Asia-Pacific stocks edged higher in early trading on Wednesday, following on from a choppy session on Wall Street as optimism over European countries easing lockdowns failed to sustain gains.

The Kospi in South Korea nudged up 0.2 per cent and Australia’s S&P/ASX 200 added 0.3 per cent.

Overnight on Wall Street, the S&P 500 closed 0.5 per cent lower after swinging between positive and negative territory as US stocks failed to maintain the optimism seen in Europe.

The European benchmark Stoxx 600 gained 1.5 per cent, while London’s FTSE 100 rose 1.9 per cent as France and Spain detailed plans to gradually ease their lockdowns.

US oil prices moved higher in early Asia trade on Wednesday, with West Texas Intermediate, the US crude benchmark, up 8.8 per cent at $13.42 a barrel. WTI crude has been rocked by extreme price swings over the past week as the Covid-19 pandemic slashes demand sparking concerns that unwanted supply will overwhelm storage capacity.

Brazil Covid-19 death toll climbs above 5,000, surpassing China

Andres Schipani in São Paulo

Brazil on Tuesday surpassed China in the number of deaths from coronavirus as a political crisis clouds the fight against the pandemic.

The health ministry of Latin America’s largest country has reported 5,017 fatalities — compared to China’s latest official tally of 4,633 — and 1,156 under investigation. There were 474 deaths in the last day alone.

The total number of coronavirus cases topped 71,886, with 5,385 new cases in the last 24 hours. The largest clusters for cases are in the states of São Paulo, Rio de Janeiro, Ceará, Pernambuco and Amazonas, where in its capital Manaus mass graves are reportedly being dug to bury lines of coffins.

Even as the number of cases rise, Brazil’s attention has shifted to a political crisis centred around President Jair Bolsonaro, who has repeatedly downplayed the pandemic as “hysteria” and Covid-19 as a “sniffle”.

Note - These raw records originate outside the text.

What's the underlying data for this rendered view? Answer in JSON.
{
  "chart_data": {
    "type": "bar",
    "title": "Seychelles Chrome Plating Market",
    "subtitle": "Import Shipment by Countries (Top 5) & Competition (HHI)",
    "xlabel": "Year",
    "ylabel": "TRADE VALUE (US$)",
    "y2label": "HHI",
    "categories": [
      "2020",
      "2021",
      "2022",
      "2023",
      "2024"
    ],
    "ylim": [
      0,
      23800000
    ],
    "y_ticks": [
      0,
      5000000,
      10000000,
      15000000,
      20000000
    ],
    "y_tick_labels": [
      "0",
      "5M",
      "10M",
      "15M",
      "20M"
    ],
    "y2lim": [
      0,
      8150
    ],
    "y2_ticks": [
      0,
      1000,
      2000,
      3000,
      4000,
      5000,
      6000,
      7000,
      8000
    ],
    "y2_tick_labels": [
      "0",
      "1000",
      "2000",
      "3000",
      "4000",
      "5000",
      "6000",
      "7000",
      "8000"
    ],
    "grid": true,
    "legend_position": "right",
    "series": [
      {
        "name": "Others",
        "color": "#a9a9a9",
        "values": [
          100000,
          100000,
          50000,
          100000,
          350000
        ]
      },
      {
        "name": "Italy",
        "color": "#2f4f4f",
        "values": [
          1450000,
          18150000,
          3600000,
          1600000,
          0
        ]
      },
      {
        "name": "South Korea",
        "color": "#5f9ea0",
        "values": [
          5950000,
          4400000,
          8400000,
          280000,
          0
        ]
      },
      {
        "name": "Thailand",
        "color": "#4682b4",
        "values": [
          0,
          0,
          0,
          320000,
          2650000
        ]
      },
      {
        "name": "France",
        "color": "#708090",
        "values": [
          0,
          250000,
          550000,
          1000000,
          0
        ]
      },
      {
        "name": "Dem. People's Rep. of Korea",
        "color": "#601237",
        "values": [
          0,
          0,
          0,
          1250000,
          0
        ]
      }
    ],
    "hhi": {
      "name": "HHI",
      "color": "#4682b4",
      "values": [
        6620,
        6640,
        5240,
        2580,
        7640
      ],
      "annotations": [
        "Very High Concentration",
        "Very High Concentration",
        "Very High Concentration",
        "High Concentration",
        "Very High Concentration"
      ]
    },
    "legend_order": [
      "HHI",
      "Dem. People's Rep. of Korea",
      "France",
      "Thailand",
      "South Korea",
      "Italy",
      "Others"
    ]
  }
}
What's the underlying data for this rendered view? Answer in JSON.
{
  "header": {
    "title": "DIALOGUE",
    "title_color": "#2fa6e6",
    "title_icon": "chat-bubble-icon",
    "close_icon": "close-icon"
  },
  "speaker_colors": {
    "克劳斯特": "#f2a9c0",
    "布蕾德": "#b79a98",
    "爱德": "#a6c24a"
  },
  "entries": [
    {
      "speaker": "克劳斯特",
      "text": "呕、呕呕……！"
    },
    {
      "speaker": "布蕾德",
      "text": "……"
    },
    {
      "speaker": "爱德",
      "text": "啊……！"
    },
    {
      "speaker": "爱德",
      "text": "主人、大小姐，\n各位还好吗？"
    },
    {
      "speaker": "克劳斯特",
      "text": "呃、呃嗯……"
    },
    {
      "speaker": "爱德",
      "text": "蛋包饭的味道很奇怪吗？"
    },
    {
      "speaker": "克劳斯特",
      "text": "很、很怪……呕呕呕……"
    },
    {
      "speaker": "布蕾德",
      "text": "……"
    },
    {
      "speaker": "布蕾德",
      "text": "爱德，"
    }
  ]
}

On Monday, Brazil’s supreme court authorised a police investigation into the president over political interference in police work following shocking revelations from his former justice minister.

The crisis has split the country, with the latest poll showing that 49 per cent of respondents thought Mr Bolsonaro was unfit to run the country.

Questioned by reporters after the latest death toll was released on Tuesday night, Mr Bolsonaro replied: “So? Am sorry. What do you want me to do? I am Messiah, but I do not perform miracles,” he said, in a reference to Messias, which is his own middle name.

US may test airline passengers from Brazil for coronavirus

Demetri Sevastopulo in Washington

Donald Trump is considering requiring airline passengers from Brazil to be tested for coronavirus, amid concerns that travellers could exacerbate the pandemic in Florida, which has been less hit than other big US states.

Speaking after a meeting with Ron DeSantis, Florida’s Republican governor, Mr Trump said he was looking “very strongly” at whether he should require passengers from South America, including Brazil, to be tested for the virus.

“We’re looking at doing it on the international flights coming out of areas that are heavily infected … Brazil is getting to that category,” Mr Trump told reporters. “We’re looking at it very strongly.”

Sitting beside Mr Trump in the Oval Office earlier on Tuesday, Mr DeSantis said he was concerned about a possible influx of infected travellers from Brazil and that airlines should bear responsibility for testing all their passengers.

“Brazil and some of those places which have a lot interaction with Miami, you’re gonna probably see the epidemic increase there as their season changes. We could be way on the other side, doing well in Florida, and then you could just have people kind of come in,” Mr DeSantis said in an exchange before their private meeting.

Florida has just under 33,000 of the more than 1m confirmed cases of coronavirus in the US. The death toll in the state hit 1,171 on Tuesday, which was relatively low for a state of 21.4m people.

US death toll rises by 2,198

Matthew Rocco in New York

The number of deaths attributed to coronavirus in the US rose by 2,198 over the past 24 hours, as confirmed infections surpassed the 1m mark.

The US has completed nearly 5.8m tests with just over 1m of them positive, according to the latest data compiled by the Covid Tracking Project. A total of 52,525 people have died.